Um caso recente evidencia que a mera apresentação de selfie como comprovante de consentimento do mutuário não é suficiente para blindar um contrato de financiamento contra anulação judicial. A decisão reforça padrões de documentação que credores precisam observar para proteger operações.

A prática de capturar selfies como forma de validar aceite do cliente em operações de crédito ganhou espaço entre instituições financeiras como alternativa ágil de comprovação de consentimento. Porém, uma decisão recente de magistrado demonstra que esse tipo de prova, quando apresentada isoladamente, pode não ser suficiente para sustentar a validade contratual ante contestações do mutuário.

O caso evidencia um ponto crítico para credores: a selfie, embora possa ser útil como elemento complementar de documentação, não substitui procedimentos robustos de formalização contratual.

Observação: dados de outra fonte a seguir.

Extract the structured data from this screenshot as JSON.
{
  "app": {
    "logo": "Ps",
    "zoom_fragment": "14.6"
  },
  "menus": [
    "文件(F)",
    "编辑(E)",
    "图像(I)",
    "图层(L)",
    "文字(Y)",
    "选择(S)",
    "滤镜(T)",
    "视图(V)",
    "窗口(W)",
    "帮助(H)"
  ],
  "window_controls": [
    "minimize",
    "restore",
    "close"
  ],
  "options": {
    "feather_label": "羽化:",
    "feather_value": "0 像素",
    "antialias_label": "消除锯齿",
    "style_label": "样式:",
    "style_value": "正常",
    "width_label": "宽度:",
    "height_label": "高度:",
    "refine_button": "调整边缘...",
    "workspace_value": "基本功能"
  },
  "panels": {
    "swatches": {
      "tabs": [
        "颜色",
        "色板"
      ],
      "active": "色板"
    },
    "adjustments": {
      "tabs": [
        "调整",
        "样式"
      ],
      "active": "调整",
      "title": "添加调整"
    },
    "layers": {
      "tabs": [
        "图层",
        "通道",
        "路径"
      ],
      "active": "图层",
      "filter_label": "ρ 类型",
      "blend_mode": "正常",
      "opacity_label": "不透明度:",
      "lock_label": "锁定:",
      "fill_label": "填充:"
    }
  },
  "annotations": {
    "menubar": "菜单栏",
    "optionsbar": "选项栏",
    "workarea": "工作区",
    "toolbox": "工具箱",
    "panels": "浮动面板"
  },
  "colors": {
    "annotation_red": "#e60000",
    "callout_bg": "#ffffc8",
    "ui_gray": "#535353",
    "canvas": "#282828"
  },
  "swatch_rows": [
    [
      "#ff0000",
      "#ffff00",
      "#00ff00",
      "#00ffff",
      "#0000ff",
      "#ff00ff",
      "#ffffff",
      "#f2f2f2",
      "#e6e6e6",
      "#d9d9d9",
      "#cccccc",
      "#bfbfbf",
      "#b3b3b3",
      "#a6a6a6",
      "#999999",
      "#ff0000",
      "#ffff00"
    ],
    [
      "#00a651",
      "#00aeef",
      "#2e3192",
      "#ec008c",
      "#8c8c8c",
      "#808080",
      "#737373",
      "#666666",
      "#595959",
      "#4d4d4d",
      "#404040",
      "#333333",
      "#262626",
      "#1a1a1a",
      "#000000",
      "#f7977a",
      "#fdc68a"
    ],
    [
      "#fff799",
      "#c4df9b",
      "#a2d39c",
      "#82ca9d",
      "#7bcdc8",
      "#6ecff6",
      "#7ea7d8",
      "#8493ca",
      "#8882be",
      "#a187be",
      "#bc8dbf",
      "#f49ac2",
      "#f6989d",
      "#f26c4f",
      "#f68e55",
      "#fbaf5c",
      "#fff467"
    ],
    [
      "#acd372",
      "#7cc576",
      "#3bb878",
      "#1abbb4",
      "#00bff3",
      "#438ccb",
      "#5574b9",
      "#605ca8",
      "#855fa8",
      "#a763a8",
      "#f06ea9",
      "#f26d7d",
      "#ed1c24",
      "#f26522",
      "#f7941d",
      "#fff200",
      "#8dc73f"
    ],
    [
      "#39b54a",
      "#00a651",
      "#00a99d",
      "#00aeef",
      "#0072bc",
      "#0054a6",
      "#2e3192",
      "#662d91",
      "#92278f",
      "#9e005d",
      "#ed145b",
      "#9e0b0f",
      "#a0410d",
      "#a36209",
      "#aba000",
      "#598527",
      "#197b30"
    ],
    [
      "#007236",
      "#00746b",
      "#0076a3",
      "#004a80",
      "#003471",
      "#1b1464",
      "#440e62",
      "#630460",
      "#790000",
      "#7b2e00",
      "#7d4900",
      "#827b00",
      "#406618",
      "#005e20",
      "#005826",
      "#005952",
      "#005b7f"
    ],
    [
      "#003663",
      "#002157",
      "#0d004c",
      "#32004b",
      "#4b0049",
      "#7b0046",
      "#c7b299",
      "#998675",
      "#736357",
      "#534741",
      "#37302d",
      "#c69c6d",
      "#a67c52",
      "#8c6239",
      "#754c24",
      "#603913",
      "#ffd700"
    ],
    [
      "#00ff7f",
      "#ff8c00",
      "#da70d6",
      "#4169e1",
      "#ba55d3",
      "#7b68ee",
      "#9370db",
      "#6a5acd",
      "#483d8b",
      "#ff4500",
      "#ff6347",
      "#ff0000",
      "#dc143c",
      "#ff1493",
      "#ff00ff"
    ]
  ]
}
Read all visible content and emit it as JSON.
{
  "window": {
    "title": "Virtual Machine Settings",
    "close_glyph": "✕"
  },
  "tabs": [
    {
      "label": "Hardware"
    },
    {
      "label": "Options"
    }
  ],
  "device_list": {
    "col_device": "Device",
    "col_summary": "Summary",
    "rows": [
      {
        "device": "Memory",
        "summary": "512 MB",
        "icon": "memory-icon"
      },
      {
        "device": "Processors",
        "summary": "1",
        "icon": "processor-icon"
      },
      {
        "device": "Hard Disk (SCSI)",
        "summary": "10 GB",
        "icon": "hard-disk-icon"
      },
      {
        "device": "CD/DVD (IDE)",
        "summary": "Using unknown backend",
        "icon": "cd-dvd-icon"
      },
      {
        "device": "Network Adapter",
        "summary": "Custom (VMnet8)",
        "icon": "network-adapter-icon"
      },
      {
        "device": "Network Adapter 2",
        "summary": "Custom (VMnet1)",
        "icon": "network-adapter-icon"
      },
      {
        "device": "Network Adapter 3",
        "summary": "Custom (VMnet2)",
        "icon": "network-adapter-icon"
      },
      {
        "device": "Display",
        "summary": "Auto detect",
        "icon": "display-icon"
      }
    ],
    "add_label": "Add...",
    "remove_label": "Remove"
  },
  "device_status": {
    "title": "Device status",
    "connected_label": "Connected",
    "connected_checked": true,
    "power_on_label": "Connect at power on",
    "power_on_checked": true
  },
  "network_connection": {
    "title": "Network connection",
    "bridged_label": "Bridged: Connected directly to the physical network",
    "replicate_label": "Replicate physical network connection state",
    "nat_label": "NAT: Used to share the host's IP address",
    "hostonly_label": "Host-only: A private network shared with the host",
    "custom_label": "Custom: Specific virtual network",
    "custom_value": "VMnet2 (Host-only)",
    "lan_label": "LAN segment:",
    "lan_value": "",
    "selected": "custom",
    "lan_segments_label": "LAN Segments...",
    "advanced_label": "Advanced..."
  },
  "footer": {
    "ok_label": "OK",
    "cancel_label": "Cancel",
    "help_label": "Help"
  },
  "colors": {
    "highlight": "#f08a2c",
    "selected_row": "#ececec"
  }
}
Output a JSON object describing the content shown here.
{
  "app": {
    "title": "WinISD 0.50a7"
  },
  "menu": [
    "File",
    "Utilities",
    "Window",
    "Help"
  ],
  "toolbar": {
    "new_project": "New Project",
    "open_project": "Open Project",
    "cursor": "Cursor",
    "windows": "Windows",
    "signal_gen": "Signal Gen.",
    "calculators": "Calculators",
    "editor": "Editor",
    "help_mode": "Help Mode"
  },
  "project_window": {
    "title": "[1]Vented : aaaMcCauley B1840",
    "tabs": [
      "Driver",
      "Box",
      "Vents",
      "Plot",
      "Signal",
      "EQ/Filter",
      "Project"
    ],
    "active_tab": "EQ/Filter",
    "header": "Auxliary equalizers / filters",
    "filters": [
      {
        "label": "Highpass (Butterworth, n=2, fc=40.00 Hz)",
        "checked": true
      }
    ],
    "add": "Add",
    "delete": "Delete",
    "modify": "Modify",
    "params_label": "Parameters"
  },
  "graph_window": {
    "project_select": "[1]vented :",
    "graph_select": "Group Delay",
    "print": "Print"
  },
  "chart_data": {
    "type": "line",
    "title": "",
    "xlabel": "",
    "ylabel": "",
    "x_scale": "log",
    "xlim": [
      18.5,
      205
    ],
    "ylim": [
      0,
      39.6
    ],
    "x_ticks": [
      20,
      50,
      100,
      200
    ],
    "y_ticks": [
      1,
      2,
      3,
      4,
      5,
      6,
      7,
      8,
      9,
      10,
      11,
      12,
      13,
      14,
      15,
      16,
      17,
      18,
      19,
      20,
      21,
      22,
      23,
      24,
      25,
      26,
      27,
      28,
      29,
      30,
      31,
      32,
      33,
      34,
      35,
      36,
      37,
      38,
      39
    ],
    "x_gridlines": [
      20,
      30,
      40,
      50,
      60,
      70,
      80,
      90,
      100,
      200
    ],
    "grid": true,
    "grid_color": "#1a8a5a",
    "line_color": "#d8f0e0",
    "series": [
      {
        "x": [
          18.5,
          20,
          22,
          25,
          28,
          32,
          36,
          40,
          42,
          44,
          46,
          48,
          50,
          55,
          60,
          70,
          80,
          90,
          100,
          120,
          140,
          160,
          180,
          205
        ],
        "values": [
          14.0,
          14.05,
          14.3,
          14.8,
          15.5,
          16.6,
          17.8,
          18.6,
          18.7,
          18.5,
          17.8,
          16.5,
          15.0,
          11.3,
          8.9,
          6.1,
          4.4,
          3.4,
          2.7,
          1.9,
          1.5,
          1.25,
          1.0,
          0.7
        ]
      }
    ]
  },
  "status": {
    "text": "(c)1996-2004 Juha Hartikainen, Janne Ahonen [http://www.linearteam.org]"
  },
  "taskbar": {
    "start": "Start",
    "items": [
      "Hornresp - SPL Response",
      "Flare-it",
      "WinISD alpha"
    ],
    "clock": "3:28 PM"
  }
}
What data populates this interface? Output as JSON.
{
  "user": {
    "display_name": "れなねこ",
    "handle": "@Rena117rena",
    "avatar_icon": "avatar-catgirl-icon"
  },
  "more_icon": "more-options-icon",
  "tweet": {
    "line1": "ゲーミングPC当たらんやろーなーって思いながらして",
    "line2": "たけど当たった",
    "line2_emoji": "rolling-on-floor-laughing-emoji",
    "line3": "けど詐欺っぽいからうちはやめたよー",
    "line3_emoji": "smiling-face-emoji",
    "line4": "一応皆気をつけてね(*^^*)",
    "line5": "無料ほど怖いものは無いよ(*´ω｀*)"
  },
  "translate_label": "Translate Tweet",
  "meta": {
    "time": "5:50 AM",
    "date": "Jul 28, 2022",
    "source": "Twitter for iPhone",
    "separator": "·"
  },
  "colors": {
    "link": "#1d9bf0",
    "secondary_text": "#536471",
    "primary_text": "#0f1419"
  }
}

Instituições que dependem exclusivamente dessa evidência correm risco de ver operações desconstituídas judicialmente.

O que a decisão sinaliza aos credores

O entendimento reforça jurisprudência consolidada no Superior Tribunal de Justiça sobre exigências mínimas de prova em contratos de financiamento. A selfie, por sua natureza, não oferece elementos que comprovem leitura integral do instrumento, compreensão das cláusulas ou condições específicas da operação — especialmente em casos de alegação de vício do consentimento.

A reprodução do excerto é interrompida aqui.